When the film restarts, my father is at the airport too. He had cancelled the taxi, after my mother had made him believe that we were just going for a holiday, that we would be back, and had driven us to the airport. I doubt my mother had much choice but to let him. I remember very clearly the moment we left him, as we were going through customs; my mother crying and biting her thumbs, her face contorted, looking backwards at him, and my father standing, slumped, his back like a bracket, looking at her and at us and sobriety landing on him.



He wasn't crying. He looked lost and alone and very afraid.



It was nineteen years before I saw my father again, but at the time I really did believe we were just going on holiday.



I remember this, and I remember looking at my jeans and wishing that my mother had let me wear my floaty purple skirt.

Wednesday, March 9, 2011

Homesickness

My mother has had a reprieve. A stay of execution, as she calls it. How maudlin, one might think, How dramatic. She's entitled. I do not know the dark place a diagnosis of inoperable cancer takes you.

I wonder just how dark it is.

I wonder if it is so dark you cannot see anything but your own fear, like bile, bubbling over everything and souring it all. It doesn't seem like that, for her. She seems calm. She seems kinder. She listens more. But how would I really know? I am far away, and too poor for the air fare. How would I know how she feels?
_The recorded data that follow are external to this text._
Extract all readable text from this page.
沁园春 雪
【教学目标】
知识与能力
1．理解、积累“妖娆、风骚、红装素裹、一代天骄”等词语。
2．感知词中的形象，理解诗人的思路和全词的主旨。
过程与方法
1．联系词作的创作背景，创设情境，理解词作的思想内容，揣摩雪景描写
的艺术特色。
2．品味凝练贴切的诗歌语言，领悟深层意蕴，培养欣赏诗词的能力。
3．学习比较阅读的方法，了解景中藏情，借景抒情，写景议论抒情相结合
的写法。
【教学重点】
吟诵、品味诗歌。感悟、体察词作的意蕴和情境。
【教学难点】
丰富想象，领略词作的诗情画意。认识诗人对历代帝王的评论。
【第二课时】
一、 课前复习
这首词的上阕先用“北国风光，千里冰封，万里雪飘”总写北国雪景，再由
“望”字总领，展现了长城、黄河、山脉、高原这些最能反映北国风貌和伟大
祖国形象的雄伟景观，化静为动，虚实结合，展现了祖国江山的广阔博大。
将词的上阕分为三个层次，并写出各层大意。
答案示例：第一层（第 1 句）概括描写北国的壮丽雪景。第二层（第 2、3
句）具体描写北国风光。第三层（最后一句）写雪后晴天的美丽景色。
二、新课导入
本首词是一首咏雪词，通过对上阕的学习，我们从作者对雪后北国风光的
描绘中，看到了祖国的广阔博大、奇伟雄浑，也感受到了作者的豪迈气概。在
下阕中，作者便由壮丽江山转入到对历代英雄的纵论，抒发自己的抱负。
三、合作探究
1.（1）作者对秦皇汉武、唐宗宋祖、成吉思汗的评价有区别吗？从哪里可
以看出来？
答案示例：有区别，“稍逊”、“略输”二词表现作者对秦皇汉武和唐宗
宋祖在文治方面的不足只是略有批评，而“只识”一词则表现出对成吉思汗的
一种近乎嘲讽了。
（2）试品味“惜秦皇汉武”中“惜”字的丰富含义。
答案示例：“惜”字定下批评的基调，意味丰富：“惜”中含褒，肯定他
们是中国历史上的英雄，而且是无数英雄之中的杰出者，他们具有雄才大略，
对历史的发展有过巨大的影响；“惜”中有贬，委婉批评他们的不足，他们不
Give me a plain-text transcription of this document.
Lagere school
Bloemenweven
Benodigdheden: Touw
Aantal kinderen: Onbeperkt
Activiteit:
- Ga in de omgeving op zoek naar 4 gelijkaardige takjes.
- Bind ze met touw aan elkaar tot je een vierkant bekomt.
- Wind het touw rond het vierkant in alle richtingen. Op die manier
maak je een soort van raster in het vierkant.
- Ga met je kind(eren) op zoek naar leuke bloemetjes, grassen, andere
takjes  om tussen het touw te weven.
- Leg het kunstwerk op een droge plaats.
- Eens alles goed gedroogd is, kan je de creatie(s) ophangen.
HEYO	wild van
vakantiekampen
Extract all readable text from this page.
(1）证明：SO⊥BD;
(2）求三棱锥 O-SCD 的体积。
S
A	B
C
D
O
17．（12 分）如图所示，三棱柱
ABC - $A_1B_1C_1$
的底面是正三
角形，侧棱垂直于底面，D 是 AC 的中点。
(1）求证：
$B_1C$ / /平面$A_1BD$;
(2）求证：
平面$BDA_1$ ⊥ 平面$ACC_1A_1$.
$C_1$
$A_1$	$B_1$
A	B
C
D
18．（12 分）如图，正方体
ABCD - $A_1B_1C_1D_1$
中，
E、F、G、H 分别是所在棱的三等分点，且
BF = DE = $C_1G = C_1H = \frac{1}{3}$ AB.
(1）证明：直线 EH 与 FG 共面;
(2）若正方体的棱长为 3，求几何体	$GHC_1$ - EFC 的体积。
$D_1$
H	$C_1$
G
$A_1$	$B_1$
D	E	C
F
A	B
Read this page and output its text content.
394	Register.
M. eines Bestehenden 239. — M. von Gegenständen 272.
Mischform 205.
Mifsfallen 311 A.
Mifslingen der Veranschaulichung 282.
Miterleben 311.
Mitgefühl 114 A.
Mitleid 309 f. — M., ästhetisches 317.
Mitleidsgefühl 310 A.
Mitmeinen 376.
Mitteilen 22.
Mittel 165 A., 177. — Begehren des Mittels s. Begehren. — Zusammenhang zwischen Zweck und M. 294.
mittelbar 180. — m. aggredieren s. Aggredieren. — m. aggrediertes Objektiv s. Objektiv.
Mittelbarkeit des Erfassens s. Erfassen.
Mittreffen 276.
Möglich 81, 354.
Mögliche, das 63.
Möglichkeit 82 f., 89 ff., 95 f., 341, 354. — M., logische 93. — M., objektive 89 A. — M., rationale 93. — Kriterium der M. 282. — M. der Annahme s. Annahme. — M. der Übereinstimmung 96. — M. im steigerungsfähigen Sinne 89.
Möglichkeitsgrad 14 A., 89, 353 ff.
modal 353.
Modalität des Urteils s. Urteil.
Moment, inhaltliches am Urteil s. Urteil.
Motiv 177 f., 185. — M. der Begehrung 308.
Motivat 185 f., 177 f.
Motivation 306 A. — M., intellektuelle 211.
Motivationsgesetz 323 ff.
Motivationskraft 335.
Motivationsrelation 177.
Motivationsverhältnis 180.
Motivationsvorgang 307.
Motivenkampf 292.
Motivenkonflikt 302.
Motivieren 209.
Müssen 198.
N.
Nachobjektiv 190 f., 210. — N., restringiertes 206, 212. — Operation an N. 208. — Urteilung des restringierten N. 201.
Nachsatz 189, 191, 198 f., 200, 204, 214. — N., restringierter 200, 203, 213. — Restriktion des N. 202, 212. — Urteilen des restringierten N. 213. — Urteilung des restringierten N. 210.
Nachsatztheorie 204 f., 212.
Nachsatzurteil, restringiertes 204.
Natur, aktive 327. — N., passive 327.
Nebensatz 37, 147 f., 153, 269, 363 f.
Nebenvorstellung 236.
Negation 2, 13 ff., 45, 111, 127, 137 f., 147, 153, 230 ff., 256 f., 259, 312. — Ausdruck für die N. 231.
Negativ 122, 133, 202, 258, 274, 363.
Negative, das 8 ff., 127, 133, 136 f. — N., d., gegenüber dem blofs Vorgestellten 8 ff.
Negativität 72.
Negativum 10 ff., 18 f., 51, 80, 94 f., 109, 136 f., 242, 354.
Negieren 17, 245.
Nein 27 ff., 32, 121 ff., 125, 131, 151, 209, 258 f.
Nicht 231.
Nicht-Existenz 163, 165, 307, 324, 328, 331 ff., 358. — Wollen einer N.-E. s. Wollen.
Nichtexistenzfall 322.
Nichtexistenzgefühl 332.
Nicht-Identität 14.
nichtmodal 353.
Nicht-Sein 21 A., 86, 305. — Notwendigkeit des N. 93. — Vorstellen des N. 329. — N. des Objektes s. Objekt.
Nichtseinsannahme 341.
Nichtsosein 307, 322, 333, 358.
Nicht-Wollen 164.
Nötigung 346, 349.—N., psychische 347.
The sky does not look the same here as it does at home. It's bigger. The sky looks bigger. The light is different. My mother hated it. It's different, for me. This is where I was born. I do not look up at the sky and holler my hatred for the land the way she did, for ten years, until she fled back, clutching her children's hands and a fistful of desperate dollars. I look up at the sky, though. I find no answers there. I wonder what I'm looking for.

Sunday, March 6, 2011

In 1981, I was 6 years old. My mother had received a phone call and I remember it still, her clutching her stomach and bending over as if in pain and howling. My father hushing her, and trying to hold her, and her pushing him away and howling.

I don't remember if I said anything, or if I just watched. I remember feeling afraid that something could be so very wrong.

She was 3000 miles away from her father when he died.

Tomorrow, my mother will find out if her cancer has spread. I am 3000 miles away from my mother, and I am afraid.